«Interrompere il percorso iniziato nel 2016 da Virginia Raggi sarebbe un grave errore per i cittadini romani», scrive in un post su Facebook Max Bugani, capo staff della sindaca di Roma ed ex collaboratore dei Casaleggio, padre e figlio.

L’uscita è la classica smentita che afferma: Bugani vuole far intendere che nel Movimento 5 Stelle si lavora per far fuori Virginia Raggi da candidata sindaca a Roma per far spazio ad un’alleanza col Pd coerente con gli equilibri nazionali? La domanda è del tutto legittima. Merita di essere posta soprattutto dopo i primi due giri di giostra delle assemblee territoriali degli Stati generali, nel corso delle quali proprio su accordi di governo ed equilibri futuri si sono interrogati iscritti ed eletti del M5S.

«Se si decide di fare alleanze sul territorio per essere forza di governo, si proverà a fare accordi dove possibile», ha detto una settimana fa la consigliera regionale del Lazio e membro del comitato di garanzia Roberta Lombardi al manifesto. Poi è successo che sabato scorso, proprio nella giornata in cui era prevista la riunione dei grillini laziali, Luigi Di Maio ha detto la sua ricorrendo all’ormai consueto bispensiero in salsa pentastellata. Da una parte ha assicurato la sua determinazione nel sostenere Raggi, rinfacciando a qualcuno (forse proprio Alessandro Di Battista?) di averlo fatto anche durante i momenti difficili, quando chi la appoggia adesso spingeva per le dimissioni della sindaca. Dall’altra, ha sostenuto che le alleanze vanno perseguite «ove possibile», perché altrimenti il M5S si condannerebbe a essere minoranza. Parole che hanno destato allarme tra i sostenitori di Raggi proprio perché lasciano spazio a manovre e si prestano a interpretazioni ambivalenti.

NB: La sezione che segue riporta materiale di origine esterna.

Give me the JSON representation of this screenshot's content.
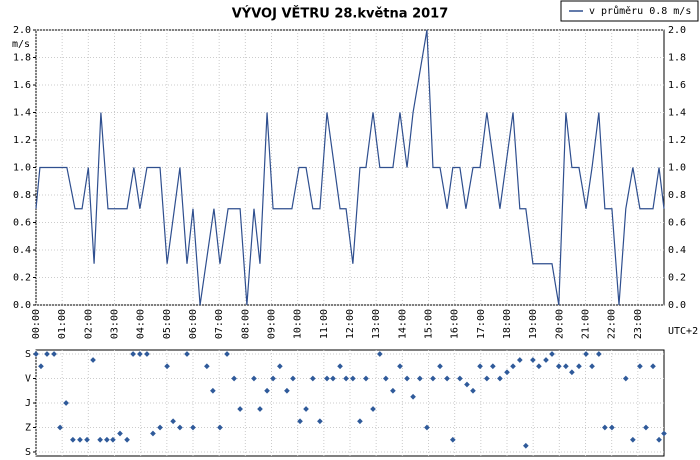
{
  "chart_data": [
    {
      "type": "line",
      "title": "VÝVOJ VĚTRU  28.května 2017",
      "ylabel": "m/s",
      "xlabel": "UTC+2",
      "xlim": [
        0,
        24
      ],
      "xticks": [
        {
          "value": 0,
          "label": "00:00"
        },
        {
          "value": 1,
          "label": "01:00"
        },
        {
          "value": 2,
          "label": "02:00"
        },
        {
          "value": 3,
          "label": "03:00"
        },
        {
          "value": 4,
          "label": "04:00"
        },
        {
          "value": 5,
          "label": "05:00"
        },
        {
          "value": 6,
          "label": "06:00"
        },
        {
          "value": 7,
          "label": "07:00"
        },
        {
          "value": 8,
          "label": "08:00"
        },
        {
          "value": 9,
          "label": "09:00"
        },
        {
          "value": 10,
          "label": "10:00"
        },
        {
          "value": 11,
          "label": "11:00"
        },
        {
          "value": 12,
          "label": "12:00"
        },
        {
          "value": 13,
          "label": "13:00"
        },
        {
          "value": 14,
          "label": "14:00"
        },
        {
          "value": 15,
          "label": "15:00"
        },
        {
          "value": 16,
          "label": "16:00"
        },
        {
          "value": 17,
          "label": "17:00"
        },
        {
          "value": 18,
          "label": "18:00"
        },
        {
          "value": 19,
          "label": "19:00"
        },
        {
          "value": 20,
          "label": "20:00"
        },
        {
          "value": 21,
          "label": "21:00"
        },
        {
          "value": 22,
          "label": "22:00"
        },
        {
          "value": 23,
          "label": "23:00"
        }
      ],
      "ylim": [
        0,
        2
      ],
      "yticks": [
        {
          "value": 0,
          "label": "0.0"
        },
        {
          "value": 0.2,
          "label": "0.2"
        },
        {
          "value": 0.4,
          "label": "0.4"
        },
        {
          "value": 0.6,
          "label": "0.6"
        },
        {
          "value": 0.8,
          "label": "0.8"
        },
        {
          "value": 1,
          "label": "1.0"
        },
        {
          "value": 1.2,
          "label": "1.2"
        },
        {
          "value": 1.4,
          "label": "1.4"
        },
        {
          "value": 1.6,
          "label": "1.6"
        },
        {
          "value": 1.8,
          "label": "1.8"
        },
        {
          "value": 2,
          "label": "2.0"
        }
      ],
      "grid": true,
      "legend": "top-right",
      "series": [
        {
          "name": "v průměru 0.8 m/s",
          "color": "#2f4f8f",
          "x": [
            0,
            0.15,
            1.18,
            1.49,
            1.76,
            2.0,
            2.22,
            2.48,
            2.75,
            3.48,
            3.74,
            3.97,
            4.24,
            4.74,
            5.01,
            5.5,
            5.77,
            6.0,
            6.27,
            6.8,
            7.03,
            7.34,
            7.8,
            8.06,
            8.33,
            8.56,
            8.83,
            9.06,
            9.78,
            10.05,
            10.32,
            10.58,
            10.85,
            11.12,
            11.62,
            11.85,
            12.11,
            12.38,
            12.61,
            12.88,
            13.14,
            13.64,
            13.91,
            14.18,
            14.41,
            14.94,
            15.17,
            15.44,
            15.71,
            15.93,
            16.2,
            16.43,
            16.7,
            16.97,
            17.23,
            17.73,
            18.23,
            18.49,
            18.72,
            18.99,
            19.72,
            19.98,
            20.25,
            20.48,
            20.75,
            21.02,
            21.25,
            21.51,
            21.74,
            22.01,
            22.28,
            22.54,
            22.81,
            23.08,
            23.58,
            23.81,
            24
          ],
          "values": [
            0.7,
            1.0,
            1.0,
            0.7,
            0.7,
            1.0,
            0.3,
            1.4,
            0.7,
            0.7,
            1.0,
            0.7,
            1.0,
            1.0,
            0.3,
            1.0,
            0.3,
            0.7,
            0.0,
            0.7,
            0.3,
            0.7,
            0.7,
            0.0,
            0.7,
            0.3,
            1.4,
            0.7,
            0.7,
            1.0,
            1.0,
            0.7,
            0.7,
            1.4,
            0.7,
            0.7,
            0.3,
            1.0,
            1.0,
            1.4,
            1.0,
            1.0,
            1.4,
            1.0,
            1.4,
            2.0,
            1.0,
            1.0,
            0.7,
            1.0,
            1.0,
            0.7,
            1.0,
            1.0,
            1.4,
            0.7,
            1.4,
            0.7,
            0.7,
            0.3,
            0.3,
            0.0,
            1.4,
            1.0,
            1.0,
            0.7,
            1.0,
            1.4,
            0.7,
            0.7,
            0.0,
            0.7,
            1.0,
            0.7,
            0.7,
            1.0,
            0.7
          ]
        }
      ]
    },
    {
      "type": "scatter",
      "xlim": [
        0,
        24
      ],
      "ylim": [
        0,
        360
      ],
      "y_inverted": true,
      "yticks": [
        {
          "value": 0,
          "label": "S"
        },
        {
          "value": 90,
          "label": "V"
        },
        {
          "value": 180,
          "label": "J"
        },
        {
          "value": 270,
          "label": "Z"
        },
        {
          "value": 360,
          "label": "S"
        }
      ],
      "grid": true,
      "series": [
        {
          "color": "#2f5a9a",
          "x": [
            0,
            0.19,
            0.42,
            0.69,
            0.92,
            1.15,
            1.41,
            1.68,
            1.95,
            2.18,
            2.45,
            2.71,
            2.94,
            3.21,
            3.48,
            3.71,
            3.97,
            4.24,
            4.47,
            4.74,
            5.01,
            5.24,
            5.5,
            5.77,
            6.0,
            6.53,
            6.76,
            7.03,
            7.3,
            7.57,
            7.8,
            8.33,
            8.56,
            8.83,
            9.06,
            9.32,
            9.59,
            9.82,
            10.09,
            10.32,
            10.58,
            10.85,
            11.12,
            11.35,
            11.62,
            11.85,
            12.11,
            12.38,
            12.61,
            12.88,
            13.14,
            13.37,
            13.64,
            13.91,
            14.18,
            14.41,
            14.67,
            14.94,
            15.17,
            15.44,
            15.71,
            15.93,
            16.2,
            16.47,
            16.7,
            16.97,
            17.23,
            17.46,
            17.73,
            18.0,
            18.23,
            18.49,
            18.72,
            18.99,
            19.22,
            19.49,
            19.72,
            19.98,
            20.25,
            20.48,
            20.75,
            21.02,
            21.25,
            21.51,
            21.74,
            22.01,
            22.54,
            22.81,
            23.08,
            23.31,
            23.58,
            23.81,
            24
          ],
          "values": [
            0,
            45,
            0,
            0,
            270,
            180,
            315,
            315,
            315,
            22,
            315,
            315,
            315,
            292,
            315,
            0,
            0,
            0,
            292,
            270,
            45,
            247,
            270,
            0,
            270,
            45,
            135,
            270,
            0,
            90,
            202,
            90,
            202,
            135,
            90,
            45,
            135,
            90,
            247,
            202,
            90,
            247,
            90,
            90,
            45,
            90,
            90,
            247,
            90,
            202,
            0,
            90,
            135,
            45,
            90,
            157,
            90,
            270,
            90,
            45,
            90,
            315,
            90,
            112,
            135,
            45,
            90,
            45,
            90,
            67,
            45,
            22,
            337,
            22,
            45,
            22,
            0,
            45,
            45,
            67,
            45,
            0,
            45,
            0,
            270,
            270,
            90,
            315,
            45,
            270,
            45,
            315,
            292
          ]
        }
      ]
    }
  ]
}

Neanche dalla riunione laziale del M5S sono venute parole chiarissime sulla vicenda. Nell’attesa di leggere il lavoro di sintesi della discussione, chi vi ha partecipato dice che essenzialmente gli iscritti non hanno chiuso alla porta alle alleanze, «purché vincolate a temi e programmi condivisi».
In questa storia, come spesso capita in politica, i tempi contano parecchio. Raggi, e questa è un’ulteriore conferma del fatto che temesse volessero farla fuori, ha anticipato tutti presentando la disponibilità a candidarsi in pieno agosto e costringendo i vertici a convocare una consultazione quasi ad personam sulla piattaforma Rousseau. Ma la sua determinazione a precorrere i tempi potrebbe rivelarsi un boomerang: vista l’emergenza Covid il voto della prossima primavera potrebbe slittare a settembre 2021, garantendo qualche mese di vantaggio che potrebbe fare la differenza per chi lavora per fiaccare la sindaca e trovare la quadra col Pd romano che fotografi anche nell’amministrazione della capitale gli equilibri di governo nazionali.

Bugani sembra avvertire queste minacce quando esprime il suo appoggio alla sindaca. Parlando di Raggi cerca di evocare le atmosfere pionieristiche degli esordi del grillismo. «Lavorare accanto a lei è un onore e mi ha fatto rivivere le sensazioni che ho vissuto negli anni in cui ho lavorato accanto a Gianroberto Casaleggio», riferisce. Poi prosegue: «Mancano sette mesi e se qualcuno mi chiedesse su chi puntare gli direi senza la minima esitazione di scommettere su questa donna tutta d’un pezzo, l’unica che non è in cerca di visibilità, l’unica che ha un lavoro da portare a termine, l’unica che ci tiene davvero a guidare Roma, l’unica davvero innamorata dei romani e non alla ricerca di vanagloria e celebrità. Forza Virginia».